The Dark Issue 93 by The Dark Magazine

The Dark Issue 93 by The Dark Magazine

Author:The Dark Magazine [The Dark Magazine]
Language: eng
Format: epub
Tags: dark fantasy, fantasy, horror, magazine
Publisher: Prime Books
Published: 2023-02-01T19:01:25+00:00


Phoenix Alexander is a queer, Greek-Cypriot writer of science fiction, fantasy and horror. His stories have appeared in F&SF, Beneath Ceaseless Skies, and Black Static, among others. Links to all of his work may be found at www.phoenixalexanderauthor.com, and you can follow him on Twitter @dracopoullos.

The Memory Eater

by H. Pueyo

Every day he digs the same grave, and every day he leaves it untouched, a grave as deep as himself. And he digs. He digs. He digs. He will keep digging until his work is done, and it might take years—too many years. The dead call him memory-eater, thief of warmth, consumer of the past, and he is all of that, he won’t deny. He wakes at dawn, and eats. He works, and eats. And, whenever a memory of his own resurfaces, he keeps eating until nothing else remains.

Once, the memory-eater was alive. Not a breathing in-between, with his entourage of ghosts; a man, a boy, a child. Once, before his many deaths, the deaths of his entrails and his soul. Once, before the mortal injuries his body refused to succumb to. But once is no more, and he roams the graveyard, followed but alone.
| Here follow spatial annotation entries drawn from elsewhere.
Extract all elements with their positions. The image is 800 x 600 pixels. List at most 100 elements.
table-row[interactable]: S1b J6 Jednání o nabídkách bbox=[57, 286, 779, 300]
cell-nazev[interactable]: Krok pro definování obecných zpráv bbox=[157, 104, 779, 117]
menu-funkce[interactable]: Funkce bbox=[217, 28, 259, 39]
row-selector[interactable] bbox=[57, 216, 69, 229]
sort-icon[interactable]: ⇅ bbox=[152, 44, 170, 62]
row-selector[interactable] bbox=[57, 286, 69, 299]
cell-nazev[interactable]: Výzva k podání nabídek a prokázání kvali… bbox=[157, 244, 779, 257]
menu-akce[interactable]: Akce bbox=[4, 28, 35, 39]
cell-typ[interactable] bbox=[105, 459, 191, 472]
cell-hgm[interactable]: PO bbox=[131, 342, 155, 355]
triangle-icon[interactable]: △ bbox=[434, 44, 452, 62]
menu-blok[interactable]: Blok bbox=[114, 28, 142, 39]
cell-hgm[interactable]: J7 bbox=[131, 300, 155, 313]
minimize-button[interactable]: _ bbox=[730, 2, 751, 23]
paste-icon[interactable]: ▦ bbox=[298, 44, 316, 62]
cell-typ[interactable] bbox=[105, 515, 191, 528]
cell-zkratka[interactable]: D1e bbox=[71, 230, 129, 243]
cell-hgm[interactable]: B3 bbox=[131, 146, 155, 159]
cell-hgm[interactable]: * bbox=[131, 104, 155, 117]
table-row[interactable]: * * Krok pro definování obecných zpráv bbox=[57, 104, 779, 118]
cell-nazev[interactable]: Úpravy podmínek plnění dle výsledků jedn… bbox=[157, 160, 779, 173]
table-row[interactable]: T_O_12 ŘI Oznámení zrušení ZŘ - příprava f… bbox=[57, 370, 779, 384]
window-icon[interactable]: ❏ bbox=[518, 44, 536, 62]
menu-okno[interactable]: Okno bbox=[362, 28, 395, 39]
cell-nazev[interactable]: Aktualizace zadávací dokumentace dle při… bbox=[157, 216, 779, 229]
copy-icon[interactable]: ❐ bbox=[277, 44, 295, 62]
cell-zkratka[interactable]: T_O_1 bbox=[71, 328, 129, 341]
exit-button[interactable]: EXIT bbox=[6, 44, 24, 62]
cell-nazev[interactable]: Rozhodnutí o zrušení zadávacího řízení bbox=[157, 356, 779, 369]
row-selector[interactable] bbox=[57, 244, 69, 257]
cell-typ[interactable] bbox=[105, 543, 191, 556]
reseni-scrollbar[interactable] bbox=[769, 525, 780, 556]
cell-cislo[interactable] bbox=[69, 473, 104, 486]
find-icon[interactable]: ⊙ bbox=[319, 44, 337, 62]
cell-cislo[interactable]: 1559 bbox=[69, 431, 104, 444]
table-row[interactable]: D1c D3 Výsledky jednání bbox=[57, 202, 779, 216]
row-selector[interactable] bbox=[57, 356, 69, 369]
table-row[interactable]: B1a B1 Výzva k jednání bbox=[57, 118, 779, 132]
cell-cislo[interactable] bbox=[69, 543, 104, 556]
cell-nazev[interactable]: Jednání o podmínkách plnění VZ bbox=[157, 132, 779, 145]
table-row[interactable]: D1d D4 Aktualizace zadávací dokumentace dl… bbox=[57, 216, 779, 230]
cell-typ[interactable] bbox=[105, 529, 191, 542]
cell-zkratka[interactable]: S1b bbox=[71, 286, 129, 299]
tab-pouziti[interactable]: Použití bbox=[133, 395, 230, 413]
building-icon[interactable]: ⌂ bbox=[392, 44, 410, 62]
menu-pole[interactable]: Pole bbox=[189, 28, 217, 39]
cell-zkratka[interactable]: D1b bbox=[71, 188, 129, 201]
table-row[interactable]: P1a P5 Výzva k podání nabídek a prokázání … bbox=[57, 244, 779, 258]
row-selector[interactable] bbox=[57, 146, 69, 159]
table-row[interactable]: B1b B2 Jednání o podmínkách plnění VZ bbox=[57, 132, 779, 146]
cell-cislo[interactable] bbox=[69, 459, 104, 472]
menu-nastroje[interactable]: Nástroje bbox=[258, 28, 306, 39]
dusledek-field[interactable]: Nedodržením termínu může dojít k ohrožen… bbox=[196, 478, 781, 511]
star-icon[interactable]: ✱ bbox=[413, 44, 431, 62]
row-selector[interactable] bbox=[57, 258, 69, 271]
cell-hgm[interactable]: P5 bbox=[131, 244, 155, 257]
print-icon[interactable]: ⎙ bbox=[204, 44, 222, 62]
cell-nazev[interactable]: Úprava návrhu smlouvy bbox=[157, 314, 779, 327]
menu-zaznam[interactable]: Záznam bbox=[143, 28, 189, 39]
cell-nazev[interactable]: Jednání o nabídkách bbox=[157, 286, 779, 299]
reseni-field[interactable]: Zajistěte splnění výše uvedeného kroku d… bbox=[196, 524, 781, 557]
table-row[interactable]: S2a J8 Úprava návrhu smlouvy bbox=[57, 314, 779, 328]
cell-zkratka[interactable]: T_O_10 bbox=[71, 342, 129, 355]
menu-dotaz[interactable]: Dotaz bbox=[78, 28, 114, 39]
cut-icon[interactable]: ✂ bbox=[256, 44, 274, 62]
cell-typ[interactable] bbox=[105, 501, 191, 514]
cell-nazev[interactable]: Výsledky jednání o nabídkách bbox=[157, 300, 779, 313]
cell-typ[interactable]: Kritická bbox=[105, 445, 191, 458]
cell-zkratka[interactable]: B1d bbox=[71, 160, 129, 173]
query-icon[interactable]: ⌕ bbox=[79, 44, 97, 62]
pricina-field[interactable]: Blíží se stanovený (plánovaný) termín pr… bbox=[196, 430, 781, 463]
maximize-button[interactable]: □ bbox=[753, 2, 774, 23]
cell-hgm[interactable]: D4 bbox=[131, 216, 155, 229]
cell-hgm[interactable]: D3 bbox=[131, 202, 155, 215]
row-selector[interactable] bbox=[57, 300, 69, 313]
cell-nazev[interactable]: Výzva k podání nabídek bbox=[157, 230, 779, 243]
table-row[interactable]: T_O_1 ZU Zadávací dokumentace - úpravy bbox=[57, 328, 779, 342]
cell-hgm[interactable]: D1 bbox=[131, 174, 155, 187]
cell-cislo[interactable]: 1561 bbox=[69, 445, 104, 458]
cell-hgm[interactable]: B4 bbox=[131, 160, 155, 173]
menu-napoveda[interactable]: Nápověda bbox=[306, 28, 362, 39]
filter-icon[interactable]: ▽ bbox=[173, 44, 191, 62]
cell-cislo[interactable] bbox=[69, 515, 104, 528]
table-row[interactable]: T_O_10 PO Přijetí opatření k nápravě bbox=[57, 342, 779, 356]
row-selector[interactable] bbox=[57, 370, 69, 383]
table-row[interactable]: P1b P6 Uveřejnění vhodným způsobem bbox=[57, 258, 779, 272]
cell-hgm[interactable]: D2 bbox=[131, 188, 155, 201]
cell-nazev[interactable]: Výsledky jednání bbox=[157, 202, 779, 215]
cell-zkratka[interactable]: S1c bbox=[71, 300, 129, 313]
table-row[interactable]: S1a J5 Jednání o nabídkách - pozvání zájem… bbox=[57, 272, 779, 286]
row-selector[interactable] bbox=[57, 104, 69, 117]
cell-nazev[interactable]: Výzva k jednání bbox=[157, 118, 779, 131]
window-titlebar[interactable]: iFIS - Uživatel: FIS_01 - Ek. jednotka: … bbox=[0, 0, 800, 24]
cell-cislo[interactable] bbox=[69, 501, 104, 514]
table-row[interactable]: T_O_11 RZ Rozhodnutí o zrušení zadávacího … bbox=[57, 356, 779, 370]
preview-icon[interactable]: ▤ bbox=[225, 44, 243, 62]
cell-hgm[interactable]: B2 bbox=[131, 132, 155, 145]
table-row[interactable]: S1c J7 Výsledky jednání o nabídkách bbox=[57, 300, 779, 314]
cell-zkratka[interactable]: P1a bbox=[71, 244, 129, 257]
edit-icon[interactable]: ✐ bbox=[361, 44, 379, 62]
The memory-eater always has visitors. Solitude is a gift he must earn. His spectral companions, the nightly observers of his efforts, grant him offerings of the lives they already lost: a girl gone too soon, a ruptured marriage, a fever dream. One, most of all, watches, behind a tree, leaning against a tomb, humming as he digs.

“Still hiding?” The memory-eater glances over his shoulder. Central to the graveyard is a tree, an ibirá-pitá, vast, prodigious, ever blooming. Its golden flowers never wither, suspended in eternal beauty, the object of affection of a courtship of loyal bees. Its compound leaves undulate, mocking him. Its thin, sturdy trunk resists the wind. “I can see you.”

A short face appears behind the tree.

The memory-eater beckons him. Sweat runs from his brow to his neck, soaking his battered shirt; the new grave is not as deep as his own; the soil under his nails is black and brown.

The dead boy hides again. Boy, he says, because anyone feels too young for him now. Even a ghost, even the old—he has lived many lives, and this child has died in the beginning of one. The phantoms of his play-doll cemetery complain loudly when he says he has children to care for, but he has been them. He was the old woman who lost her son at the Battle of Boquerón and mourns him to this day, a girl eaten away by syphilis, a wealthy father of ten.

He is older than anybody else.

“I told you I won’t hurt you.” The memory-eater buries the shovel’s blade into gravel and earth. “What happened the first time was a mistake.”

The dead boy looks at him from behind the lower branches, face hidden by yellow flowers and emerald leaves. He can see the striped chiripá the boy still wears tied around his waist, the battered white shirt, his bare feet.